We've done both. Backfilling with gravel in the really wet places is a good idea, but not necessary everywhere. We buy the tile locally in 100 ft rolls and after our mini excavator rental (you want to do this if its wet to prevent getting a ditchwitcher stuck) and driver labor (a good driver can eyeball the depth accurate enough) we have about 1.00 per foot in it. Always start at the end and move toward the source.
 

I have a JD 22B single HD shank 1-1/4" thick, 33" shank sub soiler with a 10" Laser Tip and a moleball.

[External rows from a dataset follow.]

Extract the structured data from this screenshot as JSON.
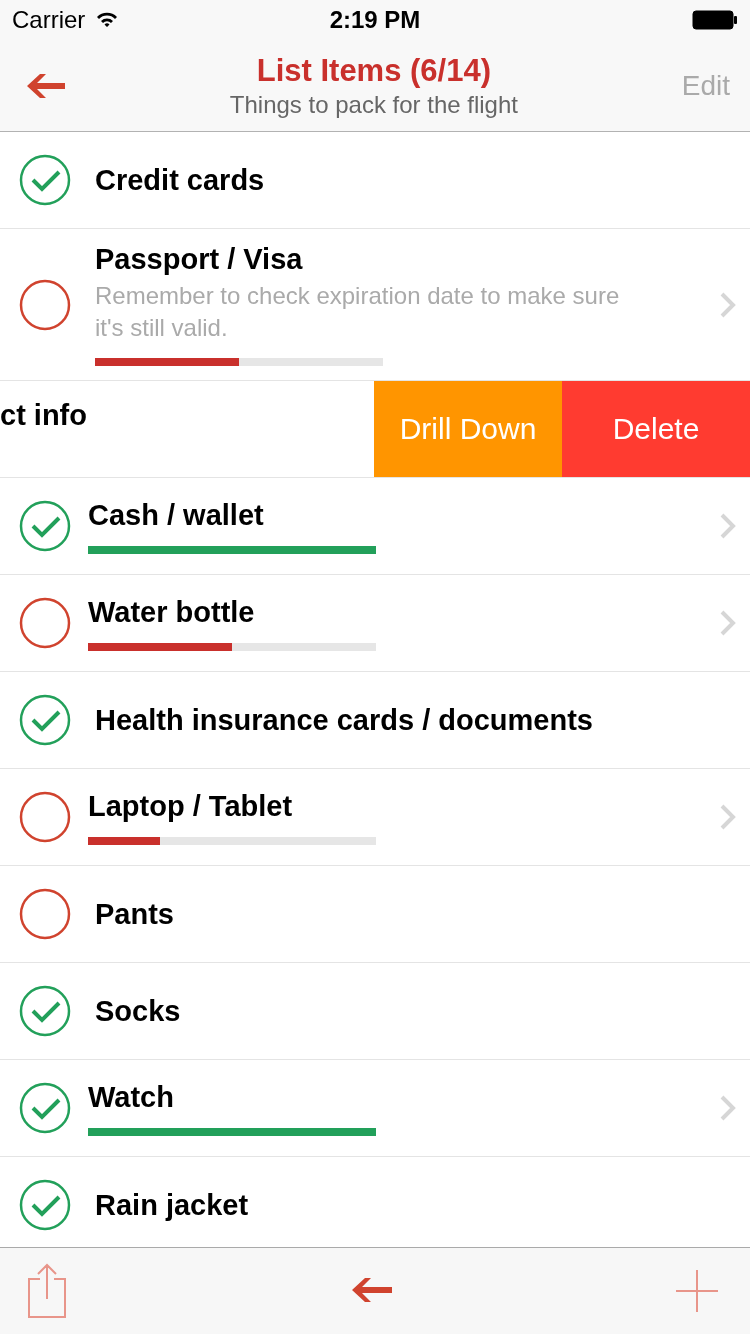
{
  "status_bar": {
    "carrier": "Carrier",
    "time": "2:19 PM"
  },
  "nav": {
    "title": "List Items (6/14)",
    "subtitle": "Things to pack for the flight",
    "edit": "Edit"
  },
  "items": [
    {
      "kind": "item",
      "title": "Credit cards",
      "checked": true,
      "disclosure": false
    },
    {
      "kind": "item",
      "title": "Passport / Visa",
      "note": "Remember to check expiration date to make sure it's still valid.",
      "checked": false,
      "disclosure": true,
      "progress": {
        "level": 0.5
      }
    },
    {
      "kind": "swiped",
      "title": "ct info",
      "actions": [
        {
          "label": "Drill Down",
          "kind": "drill"
        },
        {
          "label": "Delete",
          "kind": "delete"
        }
      ]
    },
    {
      "kind": "item",
      "title": "Cash / wallet",
      "checked": true,
      "disclosure": true,
      "progress": {
        "level": 1
      }
    },
    {
      "kind": "item",
      "title": "Water bottle",
      "checked": false,
      "disclosure": true,
      "progress": {
        "level": 0.5
      }
    },
    {
      "kind": "item",
      "title": "Health insurance cards / documents",
      "checked": true,
      "disclosure": false
    },
    {
      "kind": "item",
      "title": "Laptop / Tablet",
      "checked": false,
      "disclosure": true,
      "progress": {
        "level": 0.25
      }
    },
    {
      "kind": "item",
      "title": "Pants",
      "checked": false,
      "disclosure": false
    },
    {
      "kind": "item",
      "title": "Socks",
      "checked": true,
      "disclosure": false
    },
    {
      "kind": "item",
      "title": "Watch",
      "checked": true,
      "disclosure": true,
      "progress": {
        "level": 1
      }
    },
    {
      "kind": "item",
      "title": "Rain jacket",
      "checked": true,
      "disclosure": false
    }
  ]
}
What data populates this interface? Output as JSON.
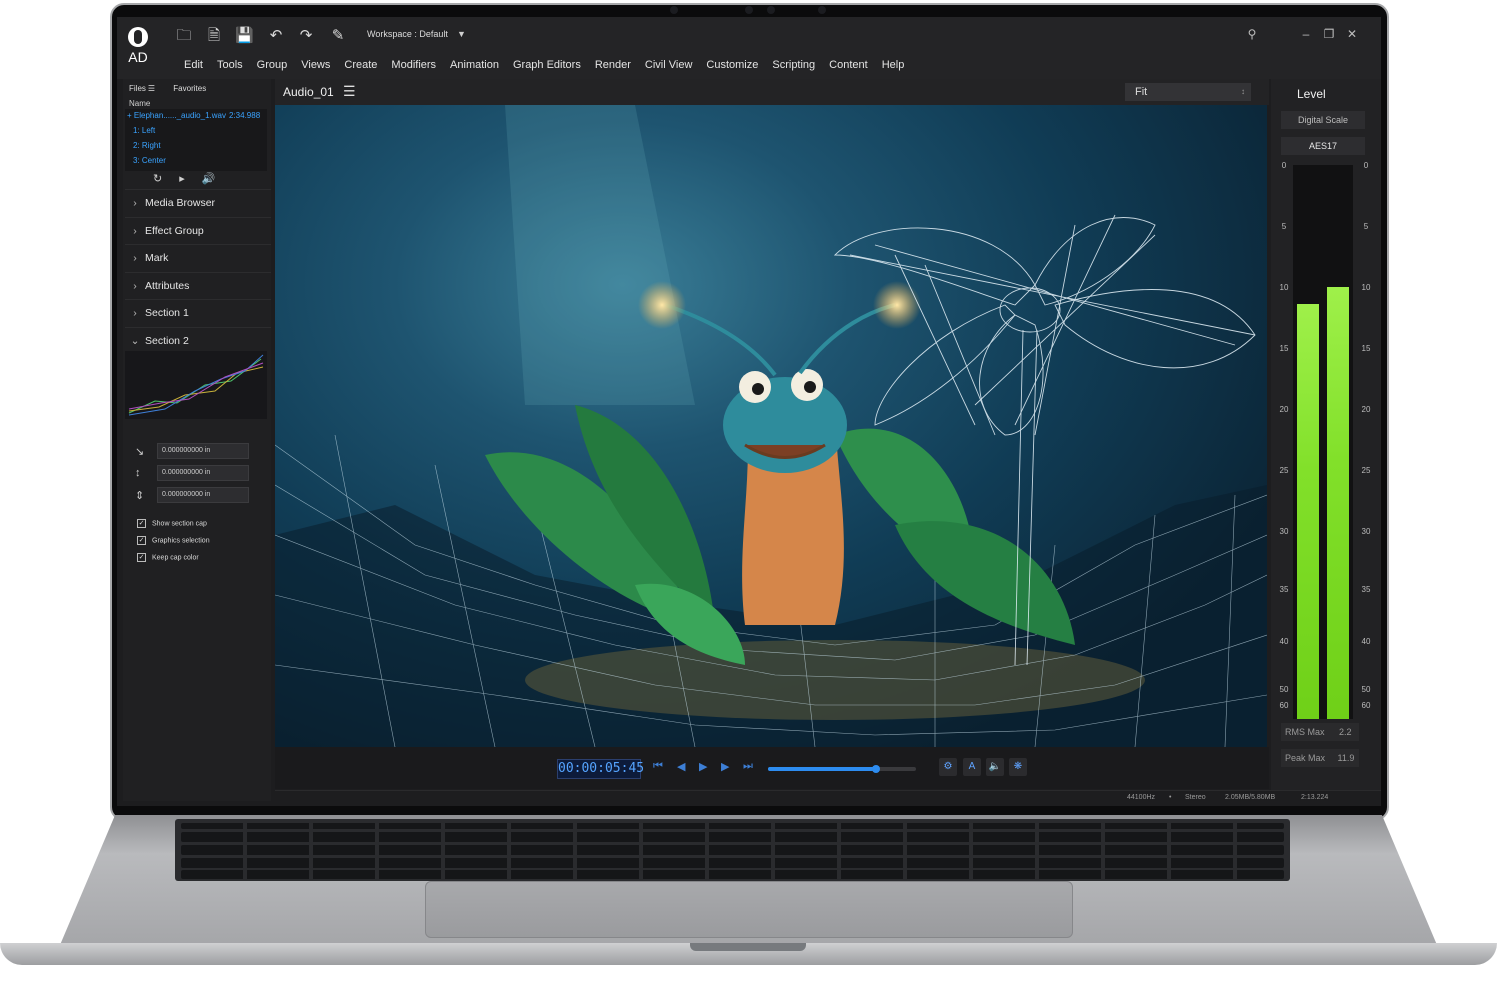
{
  "app": {
    "logo_text": "AD",
    "workspace_label": "Workspace : Default"
  },
  "menu": [
    "Edit",
    "Tools",
    "Group",
    "Views",
    "Create",
    "Modifiers",
    "Animation",
    "Graph Editors",
    "Render",
    "Civil View",
    "Customize",
    "Scripting",
    "Content",
    "Help"
  ],
  "left_panel": {
    "tabs": [
      "Files",
      "Favorites"
    ],
    "name_header": "Name",
    "file": {
      "name": "Elephan......_audio_1.wav",
      "duration": "2:34.988"
    },
    "channels": [
      "1: Left",
      "2: Right",
      "3: Center"
    ],
    "sections": [
      {
        "label": "Media Browser",
        "expanded": false
      },
      {
        "label": "Effect Group",
        "expanded": false
      },
      {
        "label": "Mark",
        "expanded": false
      },
      {
        "label": "Attributes",
        "expanded": false
      },
      {
        "label": "Section 1",
        "expanded": false
      },
      {
        "label": "Section 2",
        "expanded": true
      }
    ],
    "coordinates": [
      "0.000000000 in",
      "0.000000000 in",
      "0.000000000 in"
    ],
    "checkboxes": [
      {
        "label": "Show section cap",
        "checked": true
      },
      {
        "label": "Graphics selection",
        "checked": true
      },
      {
        "label": "Keep cap color",
        "checked": true
      }
    ]
  },
  "viewport": {
    "title": "Audio_01",
    "fit_value": "Fit"
  },
  "transport": {
    "timecode": "00:00:05:45",
    "progress": 0.73
  },
  "status": {
    "sample_rate": "44100Hz",
    "channels": "Stereo",
    "size": "2.05MB/5.80MB",
    "time": "2:13.224"
  },
  "level": {
    "title": "Level",
    "scale_mode": "Digital Scale",
    "standard": "AES17",
    "scale_ticks": [
      "0",
      "5",
      "10",
      "15",
      "20",
      "25",
      "30",
      "35",
      "40",
      "50",
      "60"
    ],
    "left_level": 0.75,
    "right_level": 0.78,
    "rms_max_label": "RMS Max",
    "rms_max_value": "2.2",
    "peak_max_label": "Peak Max",
    "peak_max_value": "11.9"
  },
  "colors": {
    "accent": "#2d8cf0",
    "meter_green": "#82e02a",
    "file_blue": "#3aa3ff"
  }
}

It wouldn't take very much to bolt on 5" pipe with a 90 degree bend onto the back of the shank to operate as a shoe.
 
Last year I put in 600 ft. of 12 in. black plastic to replace a French drain from about 1860. My GR GR GR Grandfather put it in when he started this farm. He used a horse and drage and cost him only his time. The Road Dept.neighbor said-Nice job but,the kids sometimes light a fire in the culvert under the roads. It will burn all the way through Wish me luck
 
I have pix of two home made versions, one behind a 4430, the other behind a Massey 4wd. Plows work slick but take power and traction. Some add 1-2 tractors in front. I have made drawings and purchased the steel I need to make my own for runs 3-4 feet deep. I don"t like to see any less then 3 feet for field tile. Depth also determines the width of drainage field. (V) My renter purchased his own plow last year, but weather prevented him plowing in any last fall. He"ll plow my purchased tile in for free, and I"ll help him with my backhoe, but I still intend to build what I designed, a 3ph version for my 4450 MFWD. Google these builders- JM Innovations, Edwardsville, IL. Johnson Drainage plows, Clarksvill, IA. Gold Digger, Canada. Donurdinger, Waverly, IA. Some build 3ph models. Go to FarmShow archives, Vol. 18, Issue 3, 1994 for a MN inventor"s idea. My plans are similar, but will go deeper. As usual, FS numbers are not right for max depth, but the concept is. I will scan the pix I took of that one, as well as the one behind the Massey- and will post later in a new message.
 
That"s why we run 6-10 feet of steel culvert, sized to the tile line, where the line goes into the ditch. Not just for kids, but grass fires, ditch burning, etc. Also use a rodent guard on the end.